The tragedy being played out at banks trying to recover their huge loans from the now defunct Kingfisher Airlines was foretold by analysts as early as 2011.

The airline was then able to get the lenders to agree on a debt recast package, under which a part of the debt was converted into equity shares at a premium of nearly 62 per cent.

Veritas Investment Research in its report on the airline had said: “The convoluted logic of debt restructuring, via acquisition of CCPS (compulsorily convertible preference shares) of an organisation that doesn’t have the cash to meet its obligations, which were subsequently converted into ordinary shares of Kingfisher at a premium of 61.6 per cent speaks eloquently to the financial shenanigans underway at the banks and Kingfisher Airlines.”

Lenders had even gone to the extent of converting ₹650 crore ($96 million) debt into preference shares on the assurance from the airline that it will list on the Luxembourg Stock Exchange by selling global depository receipts.

But the airline never got down to listing it in the exchange, citing poor economic conditions. However, the airline received a lifeline in the form of a debt recast package after a one-time relaxation in restructuring norms sanctioned by the Reserve Bank of India.

As per the package, debt of up to ₹1,355 crore from lenders were to be converted into share capital. Also, it allowed conversion of debt of up to ₹648 crore from promoters into share capital and rescheduling of repayment of the balance debt to lenders over nine years with a moratorium of two years.

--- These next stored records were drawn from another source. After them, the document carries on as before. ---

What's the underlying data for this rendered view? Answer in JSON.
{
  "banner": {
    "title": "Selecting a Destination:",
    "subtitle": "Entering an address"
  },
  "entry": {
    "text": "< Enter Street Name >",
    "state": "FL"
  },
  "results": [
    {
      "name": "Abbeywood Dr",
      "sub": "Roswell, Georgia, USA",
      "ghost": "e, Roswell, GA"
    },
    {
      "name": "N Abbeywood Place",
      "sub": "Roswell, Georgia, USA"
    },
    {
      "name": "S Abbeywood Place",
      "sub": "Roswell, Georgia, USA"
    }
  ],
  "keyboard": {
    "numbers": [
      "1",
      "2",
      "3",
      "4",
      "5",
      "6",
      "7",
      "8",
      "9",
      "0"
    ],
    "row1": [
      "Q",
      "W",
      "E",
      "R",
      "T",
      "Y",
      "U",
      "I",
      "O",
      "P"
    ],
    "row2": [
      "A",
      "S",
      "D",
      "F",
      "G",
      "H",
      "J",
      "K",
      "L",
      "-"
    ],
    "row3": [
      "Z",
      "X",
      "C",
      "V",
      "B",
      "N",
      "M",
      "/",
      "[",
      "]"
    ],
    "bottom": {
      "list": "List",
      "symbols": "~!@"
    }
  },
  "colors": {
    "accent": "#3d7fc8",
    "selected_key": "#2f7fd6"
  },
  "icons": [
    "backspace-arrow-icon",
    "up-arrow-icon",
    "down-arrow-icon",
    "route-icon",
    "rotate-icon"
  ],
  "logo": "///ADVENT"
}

The shares were acquired at a premium of 61.6 per cent at ₹64.68 (prevailing price was at ₹39.40) the closing price of the underlying common share. This resulted in the lenders owning 23.2 per cent stake in Kingfisher Airlines. This led to a peculiar situation for the lenders as they ended becoming both the owners and creditors of the airline, thereby compromising shareholders’ interest.

Interestingly, doubts were raised over the role of IDBI Bank which is on the CBI’s radar currently, in 2011 itself. IDBI Bank, which was issued compulsorily convertible preference shares as part of the debt recast package, was clear that its exposure was much higher than the rest. A single default could have wiped out 4.7 per cent of its book equity.

“I think the government as well as the lenders acted a bit too late. New promoters should have been brought in just as they did with Satyam Computers and SpiceJet,” Prem Rajani, managing partner of law firm Rajani Associates told BusinessLine.

Veritas Investment Research in its 2011 report on Kingfisher Airlines also mentioned that the lenders should let go of the airline. “Kingfisher’s disclosure is poor, accounting policies capricious, balance sheet is in duress, free cash flows are absent, collateral provided to financial institutions by its holding company insufficient and the actual liabilities on Kingfisher’s books are understated,” the Canadian research firm had observed.

Five years later, all this is playing out as government agencies close in on the airline and its promoters.